The New Mexican Presidential Inauguration, pledges transformation of nation
On Saturday, December 1, five months to the day after his thumping electoral victory, Andrés Manuel López Obrador (AMLO, as he is known for short) will take the oath of office at the San Lázaro Legislative Palace in Mexico City to become the president of Mexico for a six-year term. His ascent to power is historic by any measure: at a time when the Latin American Pink Tide is recedingvertiginously from the historical shore, AMLO led his fledgling party Morena — founded only in 2014 — to a crushing landslide, defeating his closest rival by some thirty percentage points. In contrast to his previous presidential bids, where his support was concentrated in the center and south, AMLO swept thirty-one of Mexico’s thirty-two states, including the entire border area and even the industrial center of Nuevo León. In Congress, Morena holds an absolute majority in the lower House of Deputies and, together with its coalition partners, a comfortable margin in the Senate, as well.

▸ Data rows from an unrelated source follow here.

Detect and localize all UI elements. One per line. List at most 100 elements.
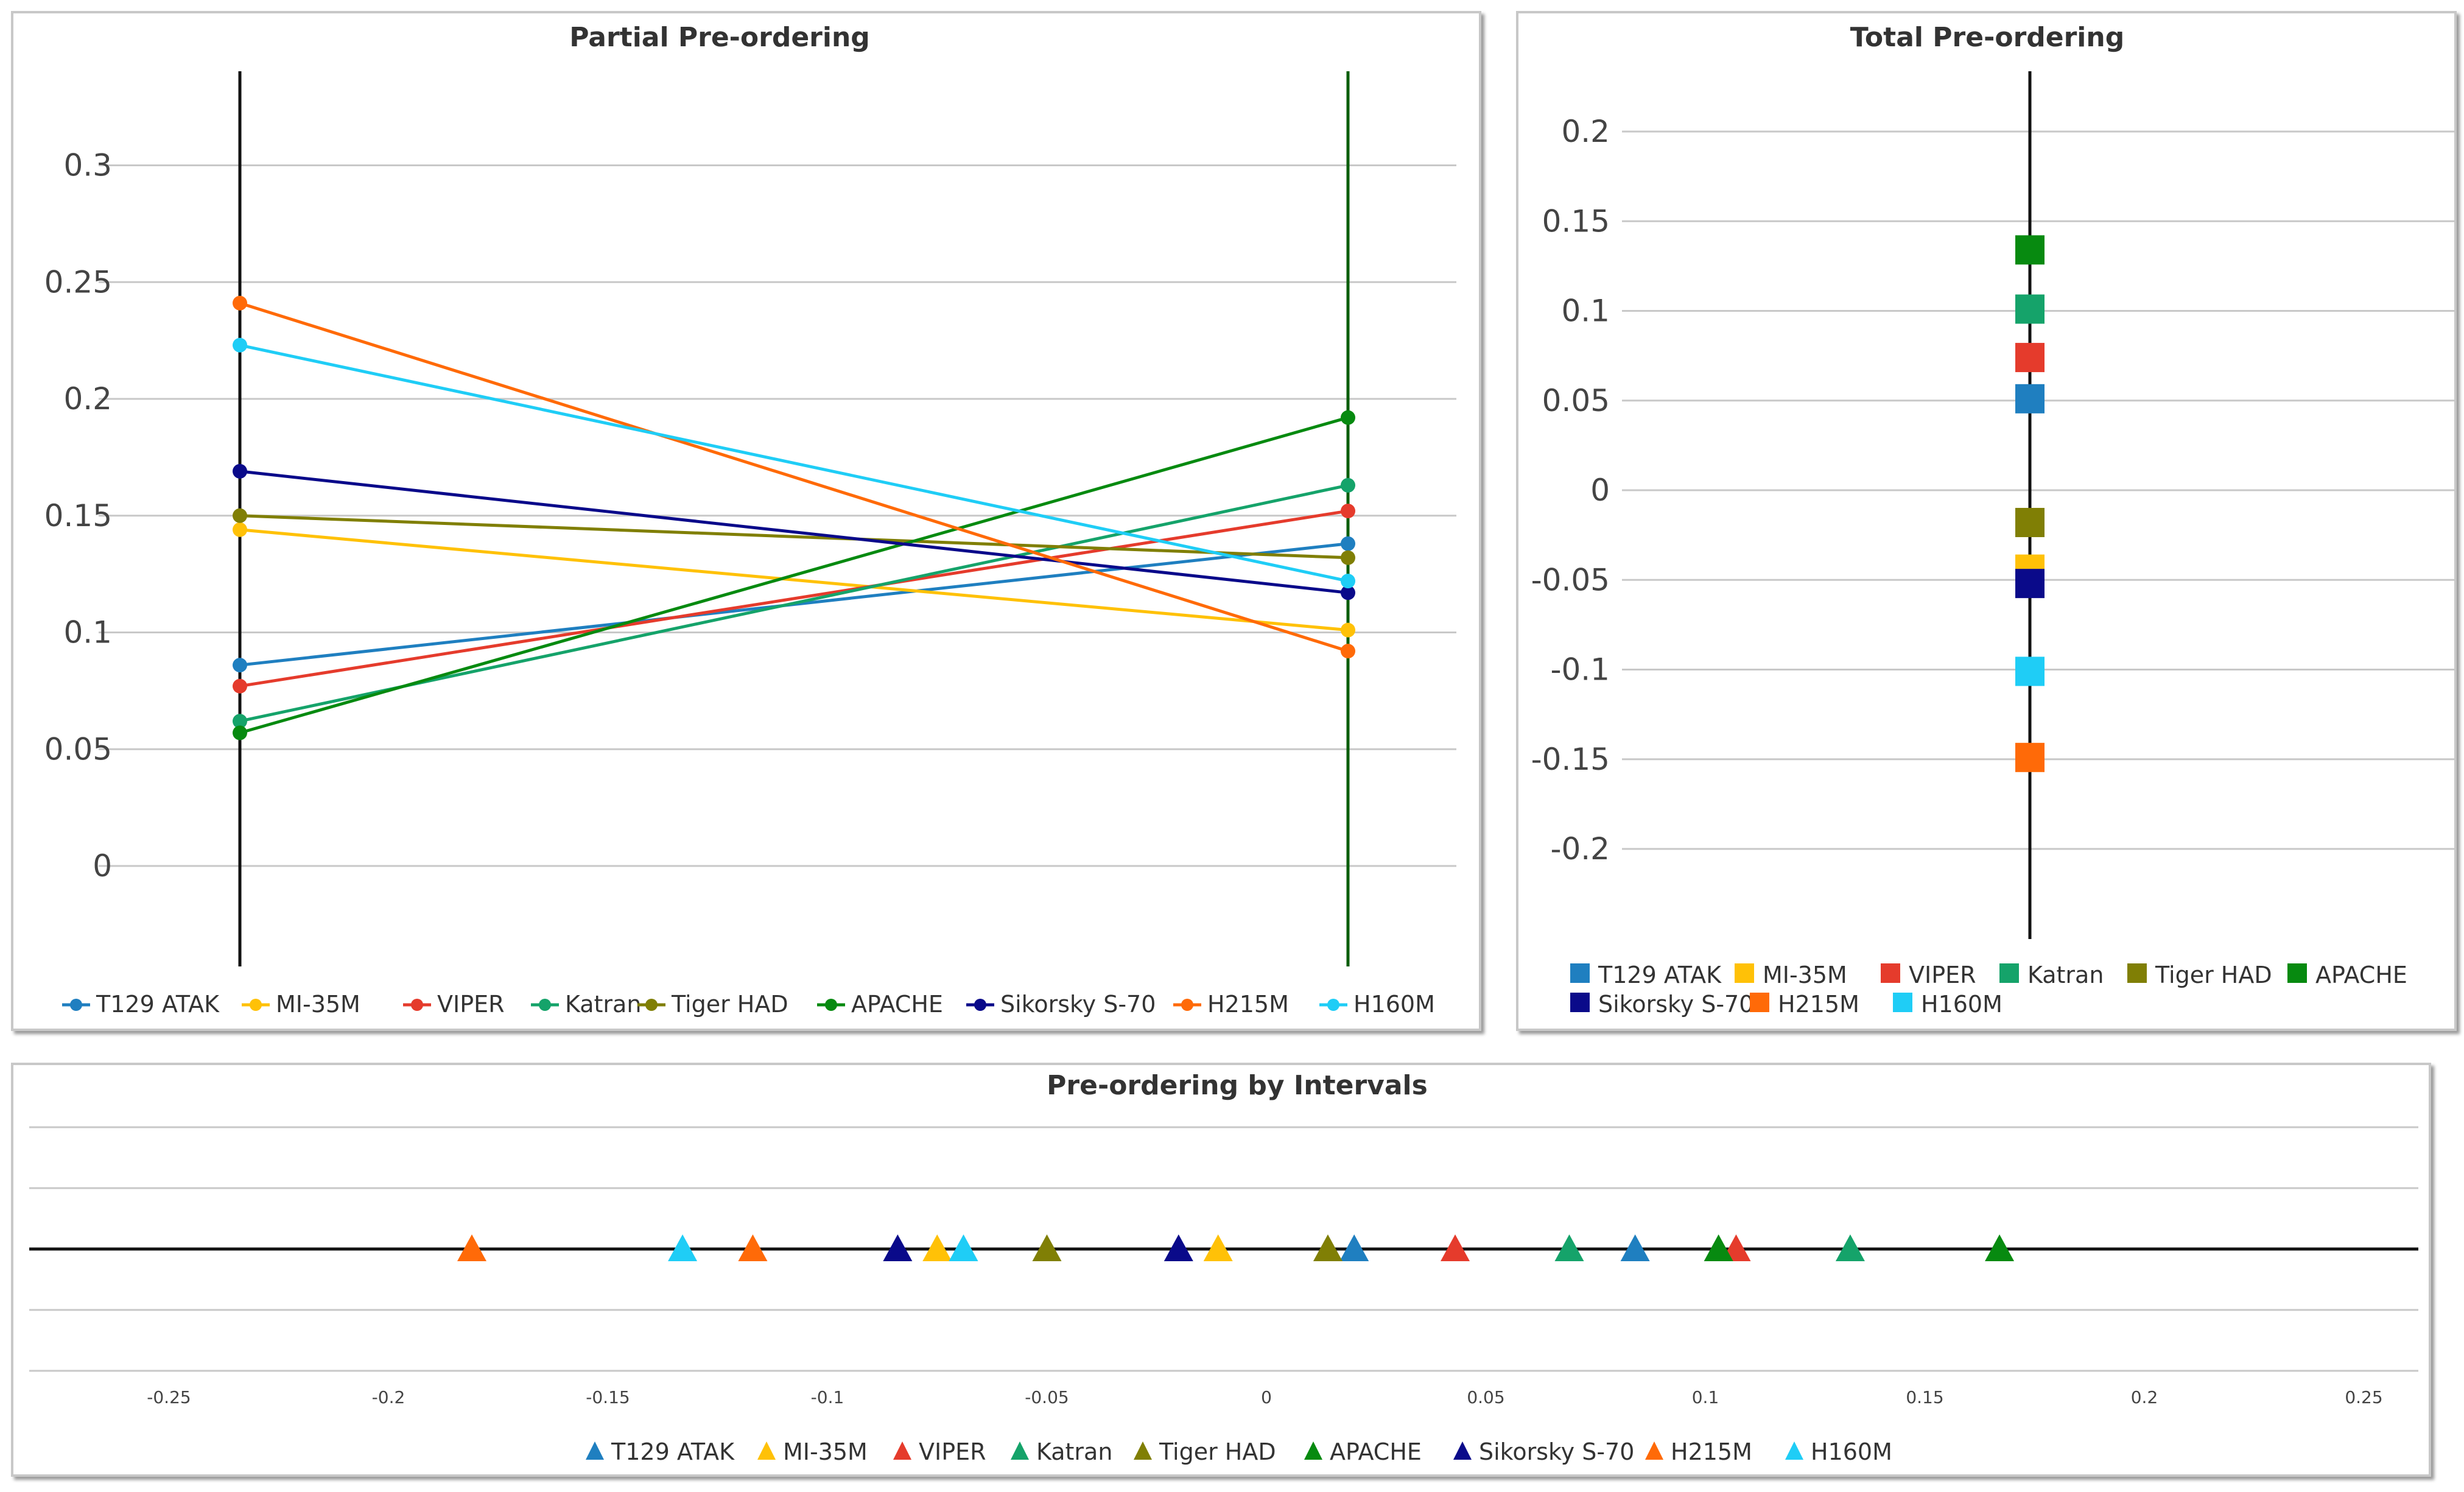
point-apache-right [1341,410,1355,425]
series-line-h215m [239,301,1349,653]
marker-sikorsky-s-70-low [883,1234,913,1261]
legend-marker-apache [1304,1441,1322,1460]
legend-marker-sikorsky-s-70 [1453,1441,1472,1460]
legend-marker-tiger-had [1134,1441,1152,1460]
series-line-apache [239,416,1349,734]
x-tick-label: 0.2 [2131,1387,2158,1407]
legend-marker-tiger-had [645,999,658,1011]
series-line-tiger-had [239,514,1349,560]
legend-label-tiger-had: Tiger HAD [1159,1438,1276,1465]
y-tick-label: 0 [1590,473,1610,508]
legend-marker-sikorsky-s-70 [1570,993,1590,1012]
legend-marker-viper [1881,963,1900,983]
point-h215m-right [1341,644,1355,659]
legend-marker-mi-35m [757,1441,776,1460]
y-tick-label: 0.05 [1542,383,1610,418]
legend-label-h215m: H215M [1778,991,1859,1018]
point-tiger-had-right [1341,550,1355,565]
y-tick-label: 0.15 [44,498,112,533]
legend-marker-t129-atak [70,999,82,1011]
y-tick-label: 0.25 [44,264,112,300]
legend-label-h160m: H160M [1353,991,1435,1018]
legend-label-katran: Katran [2027,962,2104,988]
legend-marker-t129-atak [586,1441,604,1460]
y-tick-label: 0.05 [44,731,112,767]
point-tiger-had-left [233,508,247,523]
y-tick-label: 0.3 [63,148,112,183]
y-tick-label: 0 [93,848,112,884]
legend-marker-apache [825,999,837,1011]
legend-label-viper: VIPER [1909,962,1976,988]
marker-t129-atak-low [1339,1234,1369,1261]
x-tick-label: 0.1 [1692,1387,1719,1407]
y-tick-label: -0.2 [1550,831,1610,867]
legend-marker-h160m [1327,999,1339,1011]
legend-marker-h215m [1181,999,1193,1011]
marker-mi-35m-low [922,1234,952,1261]
marker-mi-35m-high [1203,1234,1233,1261]
total-preordering-chart: Total Pre-ordering -0.2 -0.15 -0.1 -0.05 0 0.… [1531,22,2454,1018]
legend-marker-apache [2287,963,2307,983]
x-tick-label: -0.05 [1025,1387,1069,1407]
x-tick-label: -0.15 [586,1387,630,1407]
marker-viper [2015,343,2045,373]
point-viper-left [233,678,247,694]
partial-chart-title: Partial Pre-ordering [569,22,870,53]
legend-label-t129-atak: T129 ATAK [1598,962,1722,988]
marker-apache [2015,235,2045,265]
series-line-h160m [239,343,1349,583]
point-t129-atak-right [1341,536,1355,551]
marker-t129-atak [2015,384,2045,413]
point-mi-35m-right [1341,622,1355,638]
legend-marker-sikorsky-s-70 [974,999,986,1011]
x-tick-label: -0.1 [811,1387,844,1407]
legend-label-h160m: H160M [1921,991,2002,1018]
marker-h160m-low [668,1234,698,1261]
series-line-viper [239,509,1349,688]
marker-h215m-low [457,1234,486,1261]
legend-marker-viper [411,999,423,1011]
total-preordering-panel: Total Pre-ordering -0.2 -0.15 -0.1 -0.05 0 0.… [1516,11,2457,1031]
legend-marker-mi-35m [250,999,262,1011]
intervals-chart-title: Pre-ordering by Intervals [1047,1070,1428,1101]
point-katran-left [233,714,247,729]
legend-marker-h160m [1785,1441,1803,1460]
y-tick-label: 0.15 [1542,203,1610,239]
legend-marker-h215m [1645,1441,1663,1460]
x-tick-label: 0.05 [1467,1387,1504,1407]
legend-label-sikorsky-s-70: Sikorsky S-70 [1598,991,1753,1018]
y-tick-label: 0.1 [63,615,112,650]
point-h160m-right [1341,574,1355,589]
legend-label-viper: VIPER [919,1438,986,1465]
series-line-sikorsky-s-70 [239,470,1349,594]
legend-label-mi-35m: MI-35M [1763,962,1847,988]
legend-label-mi-35m: MI-35M [783,1438,868,1465]
point-mi-35m-left [233,522,247,537]
legend-marker-viper [893,1441,911,1460]
partial-preordering-panel: Partial Pre-ordering 0 0.05 0.1 0.15 0.2 0.25… [11,11,1481,1031]
legend-label-h215m: H215M [1671,1438,1752,1465]
legend-marker-t129-atak [1570,963,1590,983]
legend-label-h160m: H160M [1811,1438,1892,1465]
marker-sikorsky-s-70-high [1164,1234,1193,1261]
point-t129-atak-left [233,658,247,673]
point-apache-left [233,725,247,741]
legend-marker-h160m [1893,993,1912,1012]
marker-katran [2015,294,2045,324]
marker-tiger-had-high [1313,1234,1343,1261]
marker-h215m-high [738,1234,768,1261]
legend-marker-mi-35m [1735,963,1754,983]
point-sikorsky-s-70-left [233,463,247,479]
point-viper-right [1341,504,1355,519]
y-tick-label: 0.2 [1561,114,1610,149]
legend-label-sikorsky-s-70: Sikorsky S-70 [1000,991,1156,1018]
legend-label-mi-35m: MI-35M [276,991,360,1018]
point-katran-right [1341,477,1355,493]
legend-label-tiger-had: Tiger HAD [671,991,788,1018]
legend-marker-katran [1011,1441,1029,1460]
y-tick-label: -0.15 [1531,742,1610,777]
legend-label-apache: APACHE [1330,1438,1422,1465]
legend-marker-tiger-had [2127,963,2147,983]
legend-label-t129-atak: T129 ATAK [96,991,220,1018]
legend-label-sikorsky-s-70: Sikorsky S-70 [1479,1438,1634,1465]
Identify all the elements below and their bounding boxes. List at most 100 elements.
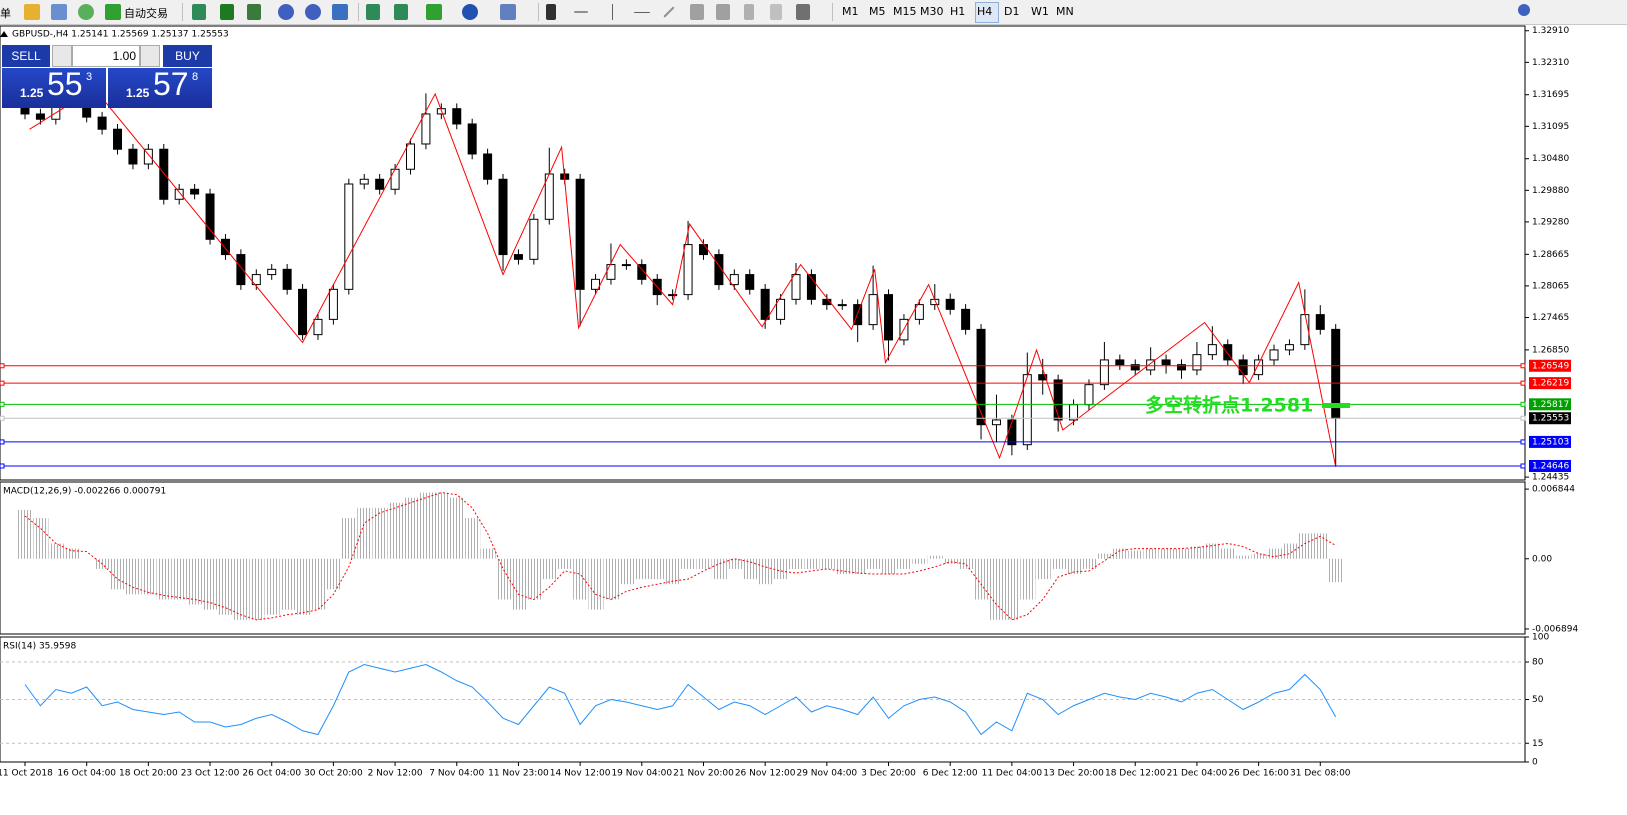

From a historical perspective, AMLO’s electoral achievement stands out as even more remarkable. After seventy-one years of the post-revolution “perfect dictatorship” of the Institutional Revolutionary Party (PRI), the failed democratic transition of 2000, and the docena trágica (tragic dozen) years of rule by the conservative National Action Party followed by a one-term return to the PRI, the 2018 Morena landslide marks the first time a progressive party has won the presidency in modern political history, the first time it has won the Congress — and, needless to say, the first time it has done both together. In a system where a disproportionate amount of power remains concentrated in the presidency, AMLO’s triumph would appear, at first glance, to be total.